$100 gets you started with Anyscale for running ML workloads at scale. That's enough credit to test whether their Ray-based infrastructure can actually deliver the performance gains they promise. The numbers look impressive on paper — 12x faster iteration and 99% cost reduction — but you'll want to verify those claims with your specific workloads.
Ray's original creators built Anyscale. You get fault-tolerant clusters that handle spot instances intelligently. When spots get yanked, Anyscale falls back to on-demand without breaking your training runs. Zero-downtime upgrades mean you won't lose progress on long-running jobs.
The dev experience centers around a cloud-based IDE that works with VSCode. Jupyter works too. So does Cursor. You can debug workloads through their observability console instead of guessing what went wrong. Managed Prometheus and Grafana dashboards come included.

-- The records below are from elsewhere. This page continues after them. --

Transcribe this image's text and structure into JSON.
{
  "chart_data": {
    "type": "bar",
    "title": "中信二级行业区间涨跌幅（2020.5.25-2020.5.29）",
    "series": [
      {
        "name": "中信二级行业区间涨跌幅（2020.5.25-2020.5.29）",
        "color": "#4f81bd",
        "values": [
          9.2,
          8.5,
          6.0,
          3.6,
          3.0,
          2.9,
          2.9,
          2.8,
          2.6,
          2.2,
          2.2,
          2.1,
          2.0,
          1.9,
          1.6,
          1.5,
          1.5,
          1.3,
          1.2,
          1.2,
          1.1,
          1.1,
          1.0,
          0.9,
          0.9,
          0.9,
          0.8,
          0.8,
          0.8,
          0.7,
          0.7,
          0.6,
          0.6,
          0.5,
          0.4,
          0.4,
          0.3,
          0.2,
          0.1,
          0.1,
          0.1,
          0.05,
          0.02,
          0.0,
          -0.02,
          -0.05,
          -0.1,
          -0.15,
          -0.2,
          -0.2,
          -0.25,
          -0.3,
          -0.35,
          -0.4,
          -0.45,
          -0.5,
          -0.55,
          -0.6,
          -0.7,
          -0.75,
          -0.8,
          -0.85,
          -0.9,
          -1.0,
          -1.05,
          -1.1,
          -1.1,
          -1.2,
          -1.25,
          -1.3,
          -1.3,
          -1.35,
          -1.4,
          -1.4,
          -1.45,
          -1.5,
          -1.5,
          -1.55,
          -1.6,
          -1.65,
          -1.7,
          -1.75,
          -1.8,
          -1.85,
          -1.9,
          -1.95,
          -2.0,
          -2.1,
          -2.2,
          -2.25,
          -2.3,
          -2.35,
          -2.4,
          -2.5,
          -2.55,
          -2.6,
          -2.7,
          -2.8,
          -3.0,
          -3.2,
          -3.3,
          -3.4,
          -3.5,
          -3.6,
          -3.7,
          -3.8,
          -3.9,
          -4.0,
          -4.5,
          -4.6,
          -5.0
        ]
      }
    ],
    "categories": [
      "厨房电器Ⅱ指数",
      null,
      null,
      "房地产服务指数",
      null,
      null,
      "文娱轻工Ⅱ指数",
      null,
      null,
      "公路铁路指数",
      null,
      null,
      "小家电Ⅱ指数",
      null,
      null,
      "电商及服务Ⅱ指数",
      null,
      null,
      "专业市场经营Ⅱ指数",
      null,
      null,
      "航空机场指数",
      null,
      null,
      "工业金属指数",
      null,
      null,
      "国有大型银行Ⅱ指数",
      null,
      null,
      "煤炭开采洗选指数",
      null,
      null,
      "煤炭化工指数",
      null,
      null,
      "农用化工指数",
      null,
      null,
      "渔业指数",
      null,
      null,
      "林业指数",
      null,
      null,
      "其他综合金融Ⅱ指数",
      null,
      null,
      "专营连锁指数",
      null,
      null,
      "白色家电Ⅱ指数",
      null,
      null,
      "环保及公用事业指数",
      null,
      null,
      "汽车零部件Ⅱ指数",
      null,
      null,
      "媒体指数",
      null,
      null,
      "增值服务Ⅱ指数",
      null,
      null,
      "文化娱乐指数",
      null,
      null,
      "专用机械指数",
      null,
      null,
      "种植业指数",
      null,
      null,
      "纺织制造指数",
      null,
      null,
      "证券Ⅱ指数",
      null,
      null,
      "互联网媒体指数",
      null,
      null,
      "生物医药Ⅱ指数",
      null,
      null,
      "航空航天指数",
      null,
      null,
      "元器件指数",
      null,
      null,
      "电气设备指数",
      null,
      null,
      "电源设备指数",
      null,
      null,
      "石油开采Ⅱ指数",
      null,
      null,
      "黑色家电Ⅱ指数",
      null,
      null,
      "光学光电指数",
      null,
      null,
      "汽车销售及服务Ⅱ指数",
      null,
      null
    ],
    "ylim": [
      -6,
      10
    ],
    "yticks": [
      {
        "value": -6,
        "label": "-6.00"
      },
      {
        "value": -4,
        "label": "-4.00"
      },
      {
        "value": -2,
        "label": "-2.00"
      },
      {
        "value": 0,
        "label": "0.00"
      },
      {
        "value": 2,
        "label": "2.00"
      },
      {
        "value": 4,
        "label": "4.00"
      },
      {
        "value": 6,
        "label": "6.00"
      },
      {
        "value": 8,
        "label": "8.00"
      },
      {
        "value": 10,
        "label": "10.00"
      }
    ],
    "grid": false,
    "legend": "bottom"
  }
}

Say you're an ML engineer at a startup training recommendation models. Your current setup crashes when AWS reclaims spot instances halfway through expensive training runs. Anyscale's proactive node draining would catch unhealthy instances before they fail, potentially saving hours of compute time.
You're locked into Python and Ray.
That's fine if your team already uses Ray, but it's a significant constraint otherwise. Azure integration is still in private preview, so enterprise teams wanting first-party Microsoft support will need to wait.
Cost governance features let you set budgets and quotas upfront. Smart move for teams that have burned through cloud credits before.